Каннский и Венецианский фестивали, мокьюментари и постправда: номера 1/2 «Искусства кино»

«Все хотят жить вечно» — документальный фильм о том, как медицина и искусство противостоят смерти

«Все хотят жить вечно», 2018

Новый номер журнала «Искусство кино» посвящен документалистике и пространству постдока. В дополнение к теме важных неигровых картин последнего года мы решили рассказать о фильме Евгения Голынкина «Все хотят жить вечно». На 18-м международном фестивале документального кино «Флаэртиана» лента удостоилась специального упоминания жюри «За кинематографичность фильма-портрета». В чем специфика этой кинематографичности, разбирается Илья Бобылев.

Врачи и люди искусства часто становятся героями документальных лент, много их сошлось и в конкурсных программах фестиваля, но картина Евгения Голынкина заняла особое место.

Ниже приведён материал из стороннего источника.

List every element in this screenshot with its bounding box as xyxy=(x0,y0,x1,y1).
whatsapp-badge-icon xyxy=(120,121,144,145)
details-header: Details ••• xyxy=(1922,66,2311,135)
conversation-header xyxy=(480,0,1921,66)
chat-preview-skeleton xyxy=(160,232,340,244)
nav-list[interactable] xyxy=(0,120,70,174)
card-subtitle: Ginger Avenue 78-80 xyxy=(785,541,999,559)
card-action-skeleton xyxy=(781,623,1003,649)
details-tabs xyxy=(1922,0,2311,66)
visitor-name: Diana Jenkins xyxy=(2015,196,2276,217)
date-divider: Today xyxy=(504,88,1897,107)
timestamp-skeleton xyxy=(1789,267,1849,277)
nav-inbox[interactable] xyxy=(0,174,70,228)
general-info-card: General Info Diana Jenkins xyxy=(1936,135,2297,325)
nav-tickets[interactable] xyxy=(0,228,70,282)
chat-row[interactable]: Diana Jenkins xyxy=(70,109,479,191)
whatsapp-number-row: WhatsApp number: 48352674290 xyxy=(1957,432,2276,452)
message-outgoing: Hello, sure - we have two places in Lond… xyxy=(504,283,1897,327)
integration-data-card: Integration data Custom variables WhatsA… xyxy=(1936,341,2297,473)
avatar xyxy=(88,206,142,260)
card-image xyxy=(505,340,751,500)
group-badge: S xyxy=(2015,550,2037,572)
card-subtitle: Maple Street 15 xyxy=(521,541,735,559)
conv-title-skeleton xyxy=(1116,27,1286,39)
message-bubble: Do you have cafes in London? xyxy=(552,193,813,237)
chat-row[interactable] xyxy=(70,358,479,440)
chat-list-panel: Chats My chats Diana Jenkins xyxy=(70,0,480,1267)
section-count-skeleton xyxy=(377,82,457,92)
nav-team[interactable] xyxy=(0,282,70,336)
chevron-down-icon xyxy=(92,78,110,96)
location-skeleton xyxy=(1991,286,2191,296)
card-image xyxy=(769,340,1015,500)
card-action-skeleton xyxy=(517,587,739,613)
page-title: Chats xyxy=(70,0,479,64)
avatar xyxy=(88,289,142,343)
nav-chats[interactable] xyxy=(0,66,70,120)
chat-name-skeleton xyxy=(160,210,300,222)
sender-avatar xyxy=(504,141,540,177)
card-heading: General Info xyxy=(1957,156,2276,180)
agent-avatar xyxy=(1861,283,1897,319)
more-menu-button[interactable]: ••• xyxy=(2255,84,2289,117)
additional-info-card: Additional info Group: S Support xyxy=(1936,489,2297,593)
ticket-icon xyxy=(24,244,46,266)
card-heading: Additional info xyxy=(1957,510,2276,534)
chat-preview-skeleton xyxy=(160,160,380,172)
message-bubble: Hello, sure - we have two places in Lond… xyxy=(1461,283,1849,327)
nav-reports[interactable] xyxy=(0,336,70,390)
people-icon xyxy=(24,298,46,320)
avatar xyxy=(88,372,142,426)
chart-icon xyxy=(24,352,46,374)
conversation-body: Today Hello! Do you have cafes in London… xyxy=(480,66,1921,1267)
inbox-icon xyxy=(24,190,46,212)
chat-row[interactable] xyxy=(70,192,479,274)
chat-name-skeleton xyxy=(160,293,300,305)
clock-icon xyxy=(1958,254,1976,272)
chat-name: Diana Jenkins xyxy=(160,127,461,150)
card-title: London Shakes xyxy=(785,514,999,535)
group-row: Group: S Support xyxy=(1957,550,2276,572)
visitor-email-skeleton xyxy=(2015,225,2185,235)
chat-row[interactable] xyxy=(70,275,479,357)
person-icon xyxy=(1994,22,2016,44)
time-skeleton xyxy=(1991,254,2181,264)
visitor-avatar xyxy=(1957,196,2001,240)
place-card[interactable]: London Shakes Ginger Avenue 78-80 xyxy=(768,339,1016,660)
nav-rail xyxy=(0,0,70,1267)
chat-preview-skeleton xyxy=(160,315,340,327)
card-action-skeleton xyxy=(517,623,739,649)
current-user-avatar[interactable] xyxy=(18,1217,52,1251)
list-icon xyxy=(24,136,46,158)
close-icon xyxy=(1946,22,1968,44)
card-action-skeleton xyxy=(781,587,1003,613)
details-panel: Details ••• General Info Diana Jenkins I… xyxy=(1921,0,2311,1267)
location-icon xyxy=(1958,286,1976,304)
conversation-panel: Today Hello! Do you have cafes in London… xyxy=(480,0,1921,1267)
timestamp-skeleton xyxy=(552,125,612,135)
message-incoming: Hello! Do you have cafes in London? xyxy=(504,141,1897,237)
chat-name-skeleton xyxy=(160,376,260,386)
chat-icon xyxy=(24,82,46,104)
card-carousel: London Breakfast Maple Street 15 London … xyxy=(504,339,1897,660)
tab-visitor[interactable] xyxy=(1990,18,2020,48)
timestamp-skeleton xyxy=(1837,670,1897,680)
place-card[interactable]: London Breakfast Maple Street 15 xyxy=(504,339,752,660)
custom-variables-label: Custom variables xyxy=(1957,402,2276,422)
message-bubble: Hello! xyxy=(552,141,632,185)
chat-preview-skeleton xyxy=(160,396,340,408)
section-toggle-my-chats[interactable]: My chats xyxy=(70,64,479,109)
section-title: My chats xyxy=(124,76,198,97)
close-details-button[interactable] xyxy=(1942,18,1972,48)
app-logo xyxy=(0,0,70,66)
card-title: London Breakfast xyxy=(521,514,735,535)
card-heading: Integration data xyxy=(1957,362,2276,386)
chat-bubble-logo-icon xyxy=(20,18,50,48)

На экране — хирург-кардиолог, руководитель отделения Научного центра сердечно-сосудистой хирургии им. А.Н. Бакулева, известный коллекционер Михаил Алшибая. Выбор героя подготовлен предыдущей работой режиссера, фильмом о кардиохирургах «Сердце 40 лет спустя». Ключевая для профессии проблематика становится смысловым центром обеих картин, приобретая в новом фильме универсальный характер.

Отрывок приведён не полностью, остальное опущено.